VIAS Encyclopedia provides a collection of tables and definitions commonly needed in science and engineering.

Curie Point

The Curie point (Tc), or Curie temperature, is a term in physics and materials science, named after Pierre Curie (1859-1906), and refers to a characteristic property of a ferromagnetic or piezoelectric material.

Curie point in ferromagnetic materials

Material  Tc [K]
Co 1388
Fe 1043
MnBi 630
Ni 627
MnSb 587
CrO2 386
MnAs 318
Gd 292
Dy 88
EuO 69

The Curie point of a ferromagnetic material is the temperature above which it loses its characteristic ferromagnetic ability. At temperatures below the Curie point the magnetic moments are partially aligned within magnetic domains in ferromagnetic materials. As the temperature is increased from below the Curie point, thermal fluctuations increasingly destroy this alignment, until the net magnetization becomes zero at and above the Curie point. Above the Curie point, the material is purely paramagnetic.

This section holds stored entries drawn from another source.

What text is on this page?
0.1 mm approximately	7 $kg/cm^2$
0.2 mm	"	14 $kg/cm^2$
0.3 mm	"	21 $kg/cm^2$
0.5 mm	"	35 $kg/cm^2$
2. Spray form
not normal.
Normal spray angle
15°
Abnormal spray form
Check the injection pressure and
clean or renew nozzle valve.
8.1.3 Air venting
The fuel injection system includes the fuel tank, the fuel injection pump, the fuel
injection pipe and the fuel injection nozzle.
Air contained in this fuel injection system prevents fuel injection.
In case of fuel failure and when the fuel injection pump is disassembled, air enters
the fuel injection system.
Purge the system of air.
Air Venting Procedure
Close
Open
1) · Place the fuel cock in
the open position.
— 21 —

At temperatures below the Curie point, an applied magnetic field has a paramagnetic effect on the magnetization, but the combination of paramagnetism with ferromagnetism leads to the magnetization following a hysteresis curve with the applied field strength. The destruction of magnetization at the Curie temperature is a second-order phase transition and a critical point where the magnetic susceptibility is theoretically infinite.

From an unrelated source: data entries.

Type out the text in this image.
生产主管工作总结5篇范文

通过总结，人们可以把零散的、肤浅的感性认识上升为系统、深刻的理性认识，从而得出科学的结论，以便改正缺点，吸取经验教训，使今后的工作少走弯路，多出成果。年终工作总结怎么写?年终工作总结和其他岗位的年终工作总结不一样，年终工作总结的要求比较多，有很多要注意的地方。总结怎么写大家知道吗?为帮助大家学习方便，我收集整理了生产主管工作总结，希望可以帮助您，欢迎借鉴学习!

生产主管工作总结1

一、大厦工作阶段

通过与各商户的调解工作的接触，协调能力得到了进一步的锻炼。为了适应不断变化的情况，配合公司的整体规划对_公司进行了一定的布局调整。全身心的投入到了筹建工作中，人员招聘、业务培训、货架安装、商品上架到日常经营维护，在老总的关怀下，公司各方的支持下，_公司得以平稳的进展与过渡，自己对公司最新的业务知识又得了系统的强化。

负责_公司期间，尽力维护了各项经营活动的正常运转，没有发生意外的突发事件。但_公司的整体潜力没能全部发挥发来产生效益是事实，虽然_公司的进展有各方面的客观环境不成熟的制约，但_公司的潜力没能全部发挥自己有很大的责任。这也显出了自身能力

Curie temperature in piezoelectric materials

In analogy to ferromagnetic materials, the Curie temperature is also used in piezoelectric materials to describe the temperature above which the material loses its spontaneous polarization and piezoelectric characteristics. In lead zirconate titanate (PZT), the material is tetragonal below Tc and the unit cell contains a displaced central cation and hence a net dipole moment. Above Tc, the material is cubic and the central cation is no longer displaced from the centre of the unit cell. Hence, there is no net dipole moment and no spontaneous polarization.